Some Sundays I go looking for God
on the new quays in old Wexford.
I always have Marguerite in mind.
Look at the Seine, she said;
it rises and takes its travels
through field, town, forest,
and finally reaches Paris
on its way to the sea.
All the time it is called the Seine.
That is its name.
Then the miracle happens:
the Seine reaches the sea
and the Seine loses its own name.
It becomes nameless, as it mingles
water with water in the vast moving sea.
And no one can tell
where the river ends and the sea begins.
And so it is with me, she mused.
I have my own name,
my journey through life,
my travels,
and then, in my seeking,
like the river,
I enter the vast moving sea of God
and no one can tell
where I end and God begins.
There I am, God and I, my nameless self lost
in the vast sea of God’s presence.
And who can tell, then,
where God ends and I begin?
And so on some Sundays,
I look at the Slaney, following its own course
from Lugnaquilla to the sea,
Through Wicklow hills and Carlow towns
and Wexford farms,
past Enniscorthy Castle and Cathedrals
and so on to Wexford,
where its waters mingle with the sea
and then it is Slaney no more.
And there, standing on the quay,
I try to see myself, as Marguerite did,
lost and unnamed and mingled in God,
freely swimming in a sea of divinity,
not knowing nor needing to know
where humanity ends and God begins
where I end and God begins.
Sometimes, then, I turn town-ward
with my back to the Slaney-sea
and gaze the length of the quays,
from Crescent Pool, past mussel boats,
to the graceful low-slung bridge.
and there, right in the middle of the quays
try to imagine a woman being burned to death
on the Wexford quays,
just as Marguerite was
right in the middle of the Place de Greve
in her beloved Paris,
on the first day of June in the year thirteen-ten.
How to imagine such a horror.
How to imagine the fear that one lone woman
could evoke in the fierce, fiery, fear-filled church.
Was it because she spoke of swimming in divinity?
Was it because her chosen name for God was Lady Love?
Was it because, as a woman,
she dared to teach about her Woman-God of Love?

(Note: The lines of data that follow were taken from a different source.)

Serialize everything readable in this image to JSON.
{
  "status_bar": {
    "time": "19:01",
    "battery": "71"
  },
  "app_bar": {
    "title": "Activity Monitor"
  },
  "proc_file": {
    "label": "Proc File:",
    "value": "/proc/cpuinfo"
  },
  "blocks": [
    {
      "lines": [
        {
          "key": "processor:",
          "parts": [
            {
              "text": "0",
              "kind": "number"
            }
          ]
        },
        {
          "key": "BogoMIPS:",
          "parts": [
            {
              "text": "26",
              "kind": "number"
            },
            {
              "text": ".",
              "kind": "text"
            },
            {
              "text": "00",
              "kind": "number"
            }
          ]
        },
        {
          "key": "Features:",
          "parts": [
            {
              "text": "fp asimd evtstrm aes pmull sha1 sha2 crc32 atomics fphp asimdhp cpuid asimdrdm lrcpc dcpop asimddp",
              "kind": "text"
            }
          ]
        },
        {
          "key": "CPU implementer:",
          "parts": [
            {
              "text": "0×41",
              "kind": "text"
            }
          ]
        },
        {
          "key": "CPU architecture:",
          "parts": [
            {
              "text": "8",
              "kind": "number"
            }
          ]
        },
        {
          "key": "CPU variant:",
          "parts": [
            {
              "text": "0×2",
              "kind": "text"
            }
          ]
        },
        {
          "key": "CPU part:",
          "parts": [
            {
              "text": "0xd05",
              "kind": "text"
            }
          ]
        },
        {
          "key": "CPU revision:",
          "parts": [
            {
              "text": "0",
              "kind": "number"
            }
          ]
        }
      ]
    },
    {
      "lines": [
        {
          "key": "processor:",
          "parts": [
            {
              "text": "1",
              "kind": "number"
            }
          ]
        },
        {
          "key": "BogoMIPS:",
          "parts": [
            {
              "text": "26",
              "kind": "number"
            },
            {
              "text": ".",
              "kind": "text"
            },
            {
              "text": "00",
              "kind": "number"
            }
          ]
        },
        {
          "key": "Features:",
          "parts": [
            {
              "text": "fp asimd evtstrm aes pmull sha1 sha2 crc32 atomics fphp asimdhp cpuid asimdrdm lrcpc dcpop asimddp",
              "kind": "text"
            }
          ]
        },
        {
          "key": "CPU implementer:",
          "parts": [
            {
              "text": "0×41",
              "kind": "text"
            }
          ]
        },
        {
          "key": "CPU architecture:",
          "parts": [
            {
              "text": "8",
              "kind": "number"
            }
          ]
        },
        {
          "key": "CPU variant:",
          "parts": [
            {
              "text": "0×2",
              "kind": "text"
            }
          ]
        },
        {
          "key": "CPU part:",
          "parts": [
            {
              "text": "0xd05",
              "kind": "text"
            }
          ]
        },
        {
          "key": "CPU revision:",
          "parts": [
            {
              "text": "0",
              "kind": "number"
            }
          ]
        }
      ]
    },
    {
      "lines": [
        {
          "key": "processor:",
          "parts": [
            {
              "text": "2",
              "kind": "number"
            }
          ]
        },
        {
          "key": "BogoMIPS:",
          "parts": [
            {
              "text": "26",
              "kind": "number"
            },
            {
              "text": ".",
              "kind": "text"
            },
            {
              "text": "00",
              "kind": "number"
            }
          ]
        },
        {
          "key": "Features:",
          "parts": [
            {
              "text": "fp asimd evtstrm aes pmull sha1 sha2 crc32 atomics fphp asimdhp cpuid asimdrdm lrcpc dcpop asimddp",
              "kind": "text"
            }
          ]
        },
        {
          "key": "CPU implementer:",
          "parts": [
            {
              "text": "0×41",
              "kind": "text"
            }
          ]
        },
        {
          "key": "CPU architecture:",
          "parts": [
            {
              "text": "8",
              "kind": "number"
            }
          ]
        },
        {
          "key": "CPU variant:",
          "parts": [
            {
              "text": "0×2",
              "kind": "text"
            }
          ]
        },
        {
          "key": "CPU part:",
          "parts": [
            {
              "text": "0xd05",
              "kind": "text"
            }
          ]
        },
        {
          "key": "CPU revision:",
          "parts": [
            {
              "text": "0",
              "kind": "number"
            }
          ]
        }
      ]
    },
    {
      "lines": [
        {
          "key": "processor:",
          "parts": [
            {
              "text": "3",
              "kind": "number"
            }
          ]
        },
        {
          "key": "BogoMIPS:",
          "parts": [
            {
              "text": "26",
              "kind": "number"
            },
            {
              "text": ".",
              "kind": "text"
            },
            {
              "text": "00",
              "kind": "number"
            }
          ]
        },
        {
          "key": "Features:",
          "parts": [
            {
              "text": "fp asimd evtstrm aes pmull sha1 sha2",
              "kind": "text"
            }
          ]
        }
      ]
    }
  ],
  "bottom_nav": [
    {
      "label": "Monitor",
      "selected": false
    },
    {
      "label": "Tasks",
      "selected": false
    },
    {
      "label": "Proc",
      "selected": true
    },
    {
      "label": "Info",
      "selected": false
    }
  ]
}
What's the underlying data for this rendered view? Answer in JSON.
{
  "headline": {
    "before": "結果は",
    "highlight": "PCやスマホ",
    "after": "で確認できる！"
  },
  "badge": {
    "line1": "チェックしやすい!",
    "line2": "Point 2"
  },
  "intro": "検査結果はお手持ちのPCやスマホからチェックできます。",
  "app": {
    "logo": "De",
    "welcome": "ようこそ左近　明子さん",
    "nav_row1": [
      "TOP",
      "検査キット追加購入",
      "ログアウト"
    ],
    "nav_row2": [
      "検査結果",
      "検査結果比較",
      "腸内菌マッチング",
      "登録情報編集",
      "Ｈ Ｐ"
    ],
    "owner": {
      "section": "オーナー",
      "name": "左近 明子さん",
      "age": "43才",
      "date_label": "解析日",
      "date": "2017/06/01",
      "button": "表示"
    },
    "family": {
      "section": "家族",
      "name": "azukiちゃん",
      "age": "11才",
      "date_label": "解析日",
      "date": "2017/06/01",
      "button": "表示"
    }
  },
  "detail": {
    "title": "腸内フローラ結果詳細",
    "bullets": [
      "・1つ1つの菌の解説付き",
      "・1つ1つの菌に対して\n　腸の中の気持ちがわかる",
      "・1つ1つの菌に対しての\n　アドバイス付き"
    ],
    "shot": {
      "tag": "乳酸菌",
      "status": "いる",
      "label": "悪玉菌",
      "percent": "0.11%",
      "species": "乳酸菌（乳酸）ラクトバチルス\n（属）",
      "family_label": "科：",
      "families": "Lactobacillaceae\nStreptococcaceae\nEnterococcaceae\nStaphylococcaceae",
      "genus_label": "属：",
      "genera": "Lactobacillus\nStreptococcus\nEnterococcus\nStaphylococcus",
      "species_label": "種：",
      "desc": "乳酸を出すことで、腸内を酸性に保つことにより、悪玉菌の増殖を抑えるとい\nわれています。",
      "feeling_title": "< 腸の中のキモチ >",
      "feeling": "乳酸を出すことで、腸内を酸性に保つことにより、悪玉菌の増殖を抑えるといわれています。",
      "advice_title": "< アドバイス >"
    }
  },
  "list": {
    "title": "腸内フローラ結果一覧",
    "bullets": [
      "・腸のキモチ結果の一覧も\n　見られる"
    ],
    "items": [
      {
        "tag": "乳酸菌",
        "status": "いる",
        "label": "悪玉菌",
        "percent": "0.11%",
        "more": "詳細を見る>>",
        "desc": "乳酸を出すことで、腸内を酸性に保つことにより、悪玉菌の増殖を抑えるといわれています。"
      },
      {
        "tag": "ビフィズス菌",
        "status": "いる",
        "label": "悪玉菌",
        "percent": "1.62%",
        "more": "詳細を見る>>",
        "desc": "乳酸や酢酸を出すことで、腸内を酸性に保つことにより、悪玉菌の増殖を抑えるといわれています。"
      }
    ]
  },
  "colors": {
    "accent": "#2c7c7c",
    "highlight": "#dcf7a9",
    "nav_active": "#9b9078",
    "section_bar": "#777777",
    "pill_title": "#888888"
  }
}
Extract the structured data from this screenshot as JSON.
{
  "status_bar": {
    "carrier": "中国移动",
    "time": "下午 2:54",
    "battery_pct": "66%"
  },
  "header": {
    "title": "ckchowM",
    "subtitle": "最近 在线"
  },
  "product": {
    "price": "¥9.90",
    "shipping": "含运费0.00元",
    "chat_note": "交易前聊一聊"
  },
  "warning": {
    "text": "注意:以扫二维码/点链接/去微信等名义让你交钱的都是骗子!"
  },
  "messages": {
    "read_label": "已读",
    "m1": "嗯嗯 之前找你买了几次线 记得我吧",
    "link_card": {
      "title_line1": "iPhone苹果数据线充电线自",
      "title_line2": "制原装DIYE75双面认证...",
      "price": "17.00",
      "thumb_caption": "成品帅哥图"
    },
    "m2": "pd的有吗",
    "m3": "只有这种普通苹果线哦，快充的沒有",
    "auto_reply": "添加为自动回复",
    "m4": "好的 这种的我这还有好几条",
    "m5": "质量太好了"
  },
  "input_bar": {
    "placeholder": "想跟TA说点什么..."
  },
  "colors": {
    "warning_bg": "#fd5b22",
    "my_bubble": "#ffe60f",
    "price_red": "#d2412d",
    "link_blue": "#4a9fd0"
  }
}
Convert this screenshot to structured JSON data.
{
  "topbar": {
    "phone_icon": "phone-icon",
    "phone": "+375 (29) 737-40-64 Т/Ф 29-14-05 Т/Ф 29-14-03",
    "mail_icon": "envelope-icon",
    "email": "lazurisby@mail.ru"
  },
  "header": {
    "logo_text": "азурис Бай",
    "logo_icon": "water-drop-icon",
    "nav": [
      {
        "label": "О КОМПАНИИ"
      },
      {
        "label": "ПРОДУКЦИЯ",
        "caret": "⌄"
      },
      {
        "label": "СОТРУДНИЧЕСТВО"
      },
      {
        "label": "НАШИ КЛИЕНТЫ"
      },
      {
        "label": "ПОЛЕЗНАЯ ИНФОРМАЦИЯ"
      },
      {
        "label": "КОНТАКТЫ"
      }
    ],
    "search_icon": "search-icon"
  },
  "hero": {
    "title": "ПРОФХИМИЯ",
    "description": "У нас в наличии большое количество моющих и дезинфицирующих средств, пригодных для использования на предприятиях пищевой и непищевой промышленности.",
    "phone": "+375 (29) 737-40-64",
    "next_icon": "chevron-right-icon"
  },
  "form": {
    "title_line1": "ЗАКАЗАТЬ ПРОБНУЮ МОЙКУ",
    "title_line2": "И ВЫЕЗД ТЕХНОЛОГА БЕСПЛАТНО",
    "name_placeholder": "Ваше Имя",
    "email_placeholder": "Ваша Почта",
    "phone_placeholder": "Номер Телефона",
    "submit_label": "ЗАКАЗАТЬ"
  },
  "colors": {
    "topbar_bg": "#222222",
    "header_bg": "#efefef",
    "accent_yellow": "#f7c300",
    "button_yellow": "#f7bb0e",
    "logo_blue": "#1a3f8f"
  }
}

How could they have been so terrified
of this one woman, Marguerite,
whose calm acceptance of her horrific death
silenced the on-lookers into awed reverence?
That day, the Seine provided no answers,
and today, turning again toward the sea-bound Slaney,
I seek, not answers, but some small share of her God-lost self,
some sense of her all-embracing briny divinity,
some feeling that here,
in Wexford between Slaney and sea
I will learn to keep looking
and not miss the great moment of mingling.